The interaction of a magnetohydrodynamical shock with a filament

TL;DR

This study uses 3D magnetohydrodynamic simulations to explore how shock interactions with filamentary clouds depend on magnetic field orientation, filament properties, and shock parameters, revealing conditions that prolong filament survival.

Contribution

It provides new insights into the effects of magnetic field orientation and filament properties on cloud evolution during shock interactions, including filament longevity and flux rope formation.

Findings

Filaments survive longer in parallel magnetic fields when oriented broadside to shocks.

Increased density contrast accelerates filament destruction.

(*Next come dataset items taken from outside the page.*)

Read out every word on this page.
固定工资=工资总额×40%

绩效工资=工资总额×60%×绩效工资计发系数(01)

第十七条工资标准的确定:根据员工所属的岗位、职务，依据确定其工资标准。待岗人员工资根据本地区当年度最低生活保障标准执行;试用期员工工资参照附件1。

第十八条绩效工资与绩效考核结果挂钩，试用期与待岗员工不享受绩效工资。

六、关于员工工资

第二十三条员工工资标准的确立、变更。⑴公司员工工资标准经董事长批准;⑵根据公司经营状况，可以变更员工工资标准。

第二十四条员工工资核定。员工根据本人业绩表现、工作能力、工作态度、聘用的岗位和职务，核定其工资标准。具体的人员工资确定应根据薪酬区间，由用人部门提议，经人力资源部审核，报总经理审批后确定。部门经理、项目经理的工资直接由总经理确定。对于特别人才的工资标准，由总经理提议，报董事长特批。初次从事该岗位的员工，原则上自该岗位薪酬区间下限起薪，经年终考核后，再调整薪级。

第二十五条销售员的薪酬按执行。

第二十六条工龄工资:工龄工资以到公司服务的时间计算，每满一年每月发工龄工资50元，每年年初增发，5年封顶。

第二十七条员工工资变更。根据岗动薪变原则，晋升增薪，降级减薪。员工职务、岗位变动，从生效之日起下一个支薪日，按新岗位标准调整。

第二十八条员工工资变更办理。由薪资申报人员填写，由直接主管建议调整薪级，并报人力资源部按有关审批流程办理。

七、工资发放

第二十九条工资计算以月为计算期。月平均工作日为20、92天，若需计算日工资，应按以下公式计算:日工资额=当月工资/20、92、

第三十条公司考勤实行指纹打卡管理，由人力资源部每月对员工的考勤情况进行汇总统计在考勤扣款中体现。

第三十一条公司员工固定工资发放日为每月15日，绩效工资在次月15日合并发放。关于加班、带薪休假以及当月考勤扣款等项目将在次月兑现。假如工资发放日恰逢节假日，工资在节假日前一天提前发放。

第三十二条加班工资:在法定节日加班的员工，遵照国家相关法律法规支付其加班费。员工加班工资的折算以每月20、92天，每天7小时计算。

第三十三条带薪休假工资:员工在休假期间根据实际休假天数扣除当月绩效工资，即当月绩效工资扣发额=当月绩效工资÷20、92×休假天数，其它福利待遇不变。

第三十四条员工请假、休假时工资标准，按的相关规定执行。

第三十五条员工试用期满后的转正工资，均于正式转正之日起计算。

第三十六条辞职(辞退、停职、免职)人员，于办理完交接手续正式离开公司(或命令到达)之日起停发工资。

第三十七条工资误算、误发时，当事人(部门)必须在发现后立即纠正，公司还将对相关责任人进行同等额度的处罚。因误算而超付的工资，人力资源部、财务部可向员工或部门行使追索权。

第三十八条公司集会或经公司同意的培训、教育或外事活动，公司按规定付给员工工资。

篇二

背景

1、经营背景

Perpendicular or oblique magnetic fields can nearly indefinitely cocoon filaments.

Abstract

We present 3D magnetohydrodynamic numerical simulations of the adiabatic interaction of a shock with a dense, filamentary cloud. We investigate the effects of various filament lengths and orientations on the interaction using different orientations of the magnetic field, and vary the Mach number of the shock, the density contrast of the filament, and the plasma beta, in order to determine their effect on the evolution and lifetime of the filament. We find that in a parallel magnetic field filaments have longer lifetimes if they are orientated more 'broadside' to the shock front, and that an increase in the density contrast hastens the destruction of the cloud, in terms of the modified cloud-crushing time-scale, tcs. The combination of a mild shock and a perpendicular or oblique field provides the best condition for extending the life of the filament, with some filaments able to survive almost indefinitely since they are cocooned by the magnetic field. A high value for the density contrast does not initiate large turbulent instabilities in either the perpendicular or oblique field cases but rather draws the filament out into long tendrils which may eventually fragment. In addition, flux ropes are only formed in parallel magnetic fields. The length of the filament is, however, not as important for the evolution and destruction of a filament.